I'm not sure I would treat your n-back conditions as categorical -- if you treat n-back as a continuous variable, then you can make predictions about the response for arbitrary n. It depends on whether or not you expect the response to change in a linear fashion. If you don't, then treat the different types of n-back as categorical. (There are other ways to address non-linearity, but they may be a bit much for now.)  

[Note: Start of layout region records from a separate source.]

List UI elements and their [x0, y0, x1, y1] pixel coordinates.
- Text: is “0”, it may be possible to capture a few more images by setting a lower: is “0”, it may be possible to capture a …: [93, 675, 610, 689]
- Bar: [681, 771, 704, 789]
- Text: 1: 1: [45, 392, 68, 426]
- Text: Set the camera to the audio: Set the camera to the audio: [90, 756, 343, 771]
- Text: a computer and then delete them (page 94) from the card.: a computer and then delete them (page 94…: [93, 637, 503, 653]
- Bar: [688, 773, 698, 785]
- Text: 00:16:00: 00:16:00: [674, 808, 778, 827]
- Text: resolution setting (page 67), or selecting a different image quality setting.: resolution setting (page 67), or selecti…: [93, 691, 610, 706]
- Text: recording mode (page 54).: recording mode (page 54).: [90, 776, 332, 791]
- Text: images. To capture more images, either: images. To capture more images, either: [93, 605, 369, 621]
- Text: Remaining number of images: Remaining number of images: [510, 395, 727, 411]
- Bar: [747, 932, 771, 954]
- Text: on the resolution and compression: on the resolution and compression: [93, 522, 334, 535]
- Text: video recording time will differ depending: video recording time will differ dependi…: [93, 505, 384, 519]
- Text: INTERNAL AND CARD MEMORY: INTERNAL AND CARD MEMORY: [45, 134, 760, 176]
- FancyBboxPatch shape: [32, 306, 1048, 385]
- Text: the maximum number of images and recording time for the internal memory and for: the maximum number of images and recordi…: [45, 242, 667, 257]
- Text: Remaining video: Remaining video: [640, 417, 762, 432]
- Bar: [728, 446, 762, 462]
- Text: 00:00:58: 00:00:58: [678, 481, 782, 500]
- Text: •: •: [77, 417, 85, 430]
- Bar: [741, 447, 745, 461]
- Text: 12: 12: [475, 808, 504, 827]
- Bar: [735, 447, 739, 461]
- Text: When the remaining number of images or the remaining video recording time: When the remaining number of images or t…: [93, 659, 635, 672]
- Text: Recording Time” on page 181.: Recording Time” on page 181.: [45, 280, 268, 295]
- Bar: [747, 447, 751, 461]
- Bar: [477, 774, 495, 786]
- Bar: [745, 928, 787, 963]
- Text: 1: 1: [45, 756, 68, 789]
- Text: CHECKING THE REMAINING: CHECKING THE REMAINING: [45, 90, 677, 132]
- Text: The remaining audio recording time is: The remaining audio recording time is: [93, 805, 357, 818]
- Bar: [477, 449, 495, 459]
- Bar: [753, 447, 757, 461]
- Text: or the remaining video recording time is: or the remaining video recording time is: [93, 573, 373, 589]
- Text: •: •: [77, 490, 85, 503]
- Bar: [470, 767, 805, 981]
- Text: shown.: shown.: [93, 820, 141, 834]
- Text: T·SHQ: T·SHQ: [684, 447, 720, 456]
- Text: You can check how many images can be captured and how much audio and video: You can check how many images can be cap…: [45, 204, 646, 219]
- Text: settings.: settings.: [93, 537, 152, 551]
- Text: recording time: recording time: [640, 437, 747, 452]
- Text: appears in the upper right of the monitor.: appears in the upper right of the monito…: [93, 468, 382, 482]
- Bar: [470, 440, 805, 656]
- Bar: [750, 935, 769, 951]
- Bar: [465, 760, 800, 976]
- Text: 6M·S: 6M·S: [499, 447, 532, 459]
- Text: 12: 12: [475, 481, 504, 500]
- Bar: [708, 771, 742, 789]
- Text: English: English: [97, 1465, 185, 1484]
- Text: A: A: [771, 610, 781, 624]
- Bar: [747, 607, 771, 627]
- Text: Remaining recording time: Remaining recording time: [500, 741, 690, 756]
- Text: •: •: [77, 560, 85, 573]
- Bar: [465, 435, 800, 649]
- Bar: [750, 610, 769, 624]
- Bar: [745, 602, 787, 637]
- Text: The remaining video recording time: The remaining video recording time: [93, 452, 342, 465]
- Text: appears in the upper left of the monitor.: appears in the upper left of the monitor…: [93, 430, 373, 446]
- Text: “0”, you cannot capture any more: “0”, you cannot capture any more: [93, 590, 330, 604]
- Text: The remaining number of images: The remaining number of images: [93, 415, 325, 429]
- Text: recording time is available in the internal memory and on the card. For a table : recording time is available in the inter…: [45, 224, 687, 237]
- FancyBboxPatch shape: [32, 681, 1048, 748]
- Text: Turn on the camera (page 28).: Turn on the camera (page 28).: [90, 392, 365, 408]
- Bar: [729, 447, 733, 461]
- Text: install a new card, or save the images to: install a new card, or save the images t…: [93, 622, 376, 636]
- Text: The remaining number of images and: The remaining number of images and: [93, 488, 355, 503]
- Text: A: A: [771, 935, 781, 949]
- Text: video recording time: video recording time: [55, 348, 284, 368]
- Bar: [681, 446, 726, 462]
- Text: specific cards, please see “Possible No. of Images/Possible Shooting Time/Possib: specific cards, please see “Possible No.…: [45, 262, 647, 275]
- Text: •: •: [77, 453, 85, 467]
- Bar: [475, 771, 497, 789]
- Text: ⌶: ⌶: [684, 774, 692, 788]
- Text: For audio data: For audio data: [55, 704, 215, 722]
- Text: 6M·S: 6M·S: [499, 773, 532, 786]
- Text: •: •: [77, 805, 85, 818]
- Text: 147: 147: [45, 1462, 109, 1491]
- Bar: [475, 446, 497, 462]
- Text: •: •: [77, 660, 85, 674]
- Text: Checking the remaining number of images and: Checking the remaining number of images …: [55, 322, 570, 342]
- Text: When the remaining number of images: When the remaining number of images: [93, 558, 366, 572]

There are also seems to be some terminological confusion around "random variables". You need to distinguish between the grouping variables (the stuff behind the vertical bar |), which are always discrete, and the "random slopes" (the stuff before the vertical bar |), which are predictors like any other and can be categorical or continuous. The trick is to read the vertical bar | as "by", so 

predictor | participant

is just "allow the strength of this predictor to vary by participant".

All that said, I would try something like the following (assuming you have enough participants to fit all these parameters):

library(lme4)

model <- lmer(nirs_response ~ NbackType * Trial * roi + (1 + NbackType |  participant), 
 data=oxyHbConditionandTrialCellbyCell, REML=FALSE)

model.gender <- update(model, . ~ . * gender)

anova(model, model.gender)

----

"roi" stands for "region of interest". For computational simplicity and model parsimony, I would not try to do things by sensor, but rather by groups of adjacent sensors (ROIs).  You can average across sensors to produce a single value for each ROI, which will also simplify things a bit.